While lots of us work hard to make sure our children get the vitamins and nutrition they need, new research shows it's even more important for adults.
Dawn Herron had heard about vitamin D deficiency, she just didn't think it affected her or her family much.
"I actually didn't realize that it was such a widespread problem. Kind of makes sense when you think about it with people more indoors than outside," said the College Station woman.
We've always looked to vitamin D for bone health and how it helps fight off depression and heart disease. But doctors say in the age of COVID-19, they're finding another very important benefit of this vitamin most of us don't get enough of.
”The latest data for COVID, for instance, looks like supplementation of vitamin D could very well help people do better if they get... if they get COVID,” said Dr. Greg Newman of Baylor, Scott & White's Marketplace Health Clinic in Waco.
He says. boosting our vitamin D levels seems to help fight off viruses, especially COVID-19.
”It seems to have some intricate involvement in this on a cellular level of helping to fight off the virus, both while it's active in ourselves and really maybe in preventing it from invading more cells,” said Dr. Newman.
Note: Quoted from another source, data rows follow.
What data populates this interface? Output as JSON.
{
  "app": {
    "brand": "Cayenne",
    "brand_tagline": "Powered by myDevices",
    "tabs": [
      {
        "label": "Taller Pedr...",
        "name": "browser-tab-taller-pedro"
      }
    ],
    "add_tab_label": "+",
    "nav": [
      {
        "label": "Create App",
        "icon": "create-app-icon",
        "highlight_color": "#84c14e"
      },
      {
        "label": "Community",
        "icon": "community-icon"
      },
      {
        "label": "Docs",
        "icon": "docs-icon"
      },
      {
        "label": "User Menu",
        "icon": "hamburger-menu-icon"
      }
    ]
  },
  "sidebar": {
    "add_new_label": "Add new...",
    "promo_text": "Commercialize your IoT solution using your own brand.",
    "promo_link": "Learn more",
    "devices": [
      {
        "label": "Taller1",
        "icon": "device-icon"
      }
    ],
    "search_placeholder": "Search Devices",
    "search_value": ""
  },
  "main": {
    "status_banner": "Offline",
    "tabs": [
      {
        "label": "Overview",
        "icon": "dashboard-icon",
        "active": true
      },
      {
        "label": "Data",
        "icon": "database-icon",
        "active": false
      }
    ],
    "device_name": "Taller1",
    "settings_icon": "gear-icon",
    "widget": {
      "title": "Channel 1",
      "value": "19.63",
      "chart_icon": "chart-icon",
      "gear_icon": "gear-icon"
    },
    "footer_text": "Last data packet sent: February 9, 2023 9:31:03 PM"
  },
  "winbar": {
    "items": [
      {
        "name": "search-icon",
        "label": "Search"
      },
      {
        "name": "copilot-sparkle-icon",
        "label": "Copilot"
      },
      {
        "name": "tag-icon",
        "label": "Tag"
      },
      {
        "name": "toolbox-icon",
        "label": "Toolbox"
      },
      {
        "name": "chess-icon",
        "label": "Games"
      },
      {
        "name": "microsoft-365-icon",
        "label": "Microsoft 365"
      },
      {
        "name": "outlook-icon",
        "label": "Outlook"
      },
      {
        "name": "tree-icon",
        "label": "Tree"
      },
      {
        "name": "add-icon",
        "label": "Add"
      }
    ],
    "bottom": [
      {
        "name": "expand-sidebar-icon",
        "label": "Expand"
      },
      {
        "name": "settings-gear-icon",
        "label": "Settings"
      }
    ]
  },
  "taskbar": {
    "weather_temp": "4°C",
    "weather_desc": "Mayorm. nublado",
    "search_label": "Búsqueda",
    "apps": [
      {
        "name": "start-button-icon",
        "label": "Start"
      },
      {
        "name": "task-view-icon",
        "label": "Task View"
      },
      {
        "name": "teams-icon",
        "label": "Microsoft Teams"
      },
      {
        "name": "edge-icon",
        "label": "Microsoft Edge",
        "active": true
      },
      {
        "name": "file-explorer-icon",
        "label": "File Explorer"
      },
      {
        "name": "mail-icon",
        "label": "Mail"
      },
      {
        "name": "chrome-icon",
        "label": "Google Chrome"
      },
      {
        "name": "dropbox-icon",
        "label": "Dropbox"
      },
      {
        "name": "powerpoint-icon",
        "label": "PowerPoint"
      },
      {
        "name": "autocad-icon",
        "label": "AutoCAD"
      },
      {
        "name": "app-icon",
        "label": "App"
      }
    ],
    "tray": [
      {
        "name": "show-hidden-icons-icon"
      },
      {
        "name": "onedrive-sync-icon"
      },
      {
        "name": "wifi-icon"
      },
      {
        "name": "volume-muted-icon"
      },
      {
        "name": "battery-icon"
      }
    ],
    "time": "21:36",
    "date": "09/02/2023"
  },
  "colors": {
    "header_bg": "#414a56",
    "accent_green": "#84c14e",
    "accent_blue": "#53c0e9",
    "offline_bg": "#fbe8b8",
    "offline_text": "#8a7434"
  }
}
He says as doctors gain more experience with this novel coronavirus, they've begun to see a pattern.
”When we look at evidence-based data that's coming out from across the world, vitamin D keeps coming out ahead for COVID," explained Dr. Newman.
Dr. Newman says adults may need to boost their vitamin D supplements, past the 800 milligrams a day recommendation by the CDC to about 2,000 milligrams a day. That plus getting a little more sun, he says, may make a difference in catching COVID-19 or not.
Herron certainly believes in doing it for her family.
”I send them out whenever it's nice out, and we try and get our vitamin D that way, fresh air. I can't emphasize enough how much my... my personal feelings about being... having your kids be outdoors is just good developmentally and health wise,” she said.
Now she knows it's especially important for adults too, especially in the age of COVID-19.